注意点③:通信速度が低下する時間帯がある(MVNOの場合)
MVNO(格安SIM)は昼12〜13時・夜18〜20時の混雑時間帯に通信速度が遅くなることがあります。動画のストリーミング・大容量ファイルのダウンロードをよく行う方は、速度が安定しているサブブランド(ahamo・LINEMO等)を選んだ方が満足度が高いでしょう。
注意点④:セット割引がなくなる場合がある
現在、自宅の光回線と携帯をセット契約している場合、格安SIMに乗り換えると光回線の割引がなくなるケースがあります。トータルのコストを計算した上で乗り換えを判断しましょう。
年間節約額シミュレーション
月額8,000円のキャリアプランから乗り換えた場合の年間節約額を比較します。
| 乗り換え先 | 月額料金 | 月額削減額 | 年間節約額 |
|---|---|---|---|
| ahamo(20GB) | 2,970円 | 5,030円 | 約60,360円 |
| LINEMO(20GB) | 2,728円 | 5,272円 | 約63,264円 |
| 楽天モバイル(3GB未満) | 1,078円 | 6,922円 | 約83,064円 |
| IIJmio(6GB) | 1,500円 | 6,500円 | 約78,000円 |
どのプランに乗り換えても、年間5万〜8万円以上の節約が実現できることがわかります。

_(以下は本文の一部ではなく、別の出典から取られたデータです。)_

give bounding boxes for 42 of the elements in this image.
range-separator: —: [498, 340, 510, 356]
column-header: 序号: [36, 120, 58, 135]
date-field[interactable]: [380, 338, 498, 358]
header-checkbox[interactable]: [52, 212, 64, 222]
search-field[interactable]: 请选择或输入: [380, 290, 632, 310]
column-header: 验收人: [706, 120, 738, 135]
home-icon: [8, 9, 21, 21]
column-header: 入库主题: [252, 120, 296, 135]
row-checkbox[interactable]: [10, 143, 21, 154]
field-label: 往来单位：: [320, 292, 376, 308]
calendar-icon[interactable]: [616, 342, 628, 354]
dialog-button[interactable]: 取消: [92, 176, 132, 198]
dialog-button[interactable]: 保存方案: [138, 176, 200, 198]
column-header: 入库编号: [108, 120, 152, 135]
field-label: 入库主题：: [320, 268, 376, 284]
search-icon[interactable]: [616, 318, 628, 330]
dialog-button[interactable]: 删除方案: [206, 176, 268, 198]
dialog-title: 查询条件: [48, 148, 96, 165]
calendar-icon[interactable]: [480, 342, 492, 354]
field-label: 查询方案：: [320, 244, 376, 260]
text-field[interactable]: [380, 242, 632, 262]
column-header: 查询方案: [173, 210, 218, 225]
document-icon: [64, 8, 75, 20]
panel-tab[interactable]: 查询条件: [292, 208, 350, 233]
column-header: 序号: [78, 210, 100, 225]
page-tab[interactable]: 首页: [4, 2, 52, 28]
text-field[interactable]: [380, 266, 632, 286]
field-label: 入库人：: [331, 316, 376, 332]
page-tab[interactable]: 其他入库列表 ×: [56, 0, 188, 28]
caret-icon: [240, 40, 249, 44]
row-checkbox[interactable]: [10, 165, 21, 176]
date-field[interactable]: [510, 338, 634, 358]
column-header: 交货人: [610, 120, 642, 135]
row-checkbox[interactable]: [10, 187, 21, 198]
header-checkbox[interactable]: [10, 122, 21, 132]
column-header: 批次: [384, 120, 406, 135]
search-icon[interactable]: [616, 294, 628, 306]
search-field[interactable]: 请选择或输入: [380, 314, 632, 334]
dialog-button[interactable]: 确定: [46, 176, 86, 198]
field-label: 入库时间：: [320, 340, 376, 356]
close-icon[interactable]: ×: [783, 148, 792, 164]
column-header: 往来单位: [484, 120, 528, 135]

まとめ:格安SIMへの乗り換えは「最速・最大の節約術」のひとつ
スマートフォンの通信費は、一度乗り換えるだけで毎月自動的に節約が続く「最強の固定費削減」です。手続きは最短で数日、オンラインで完結し、通信品質も以前と遜色ないケースがほとんどです。
「乗り換えが面倒」「設定が難しそう」という不安は、実際に手を動かしてみると杞憂だったと感じる方が大多数です。まず今日、現在のスマートフォンのデータ使用量を確認し、乗り換え先の候補を1〜2社に絞ってみてください。その小さな一歩が、年間6万円以上の節約への入口になります。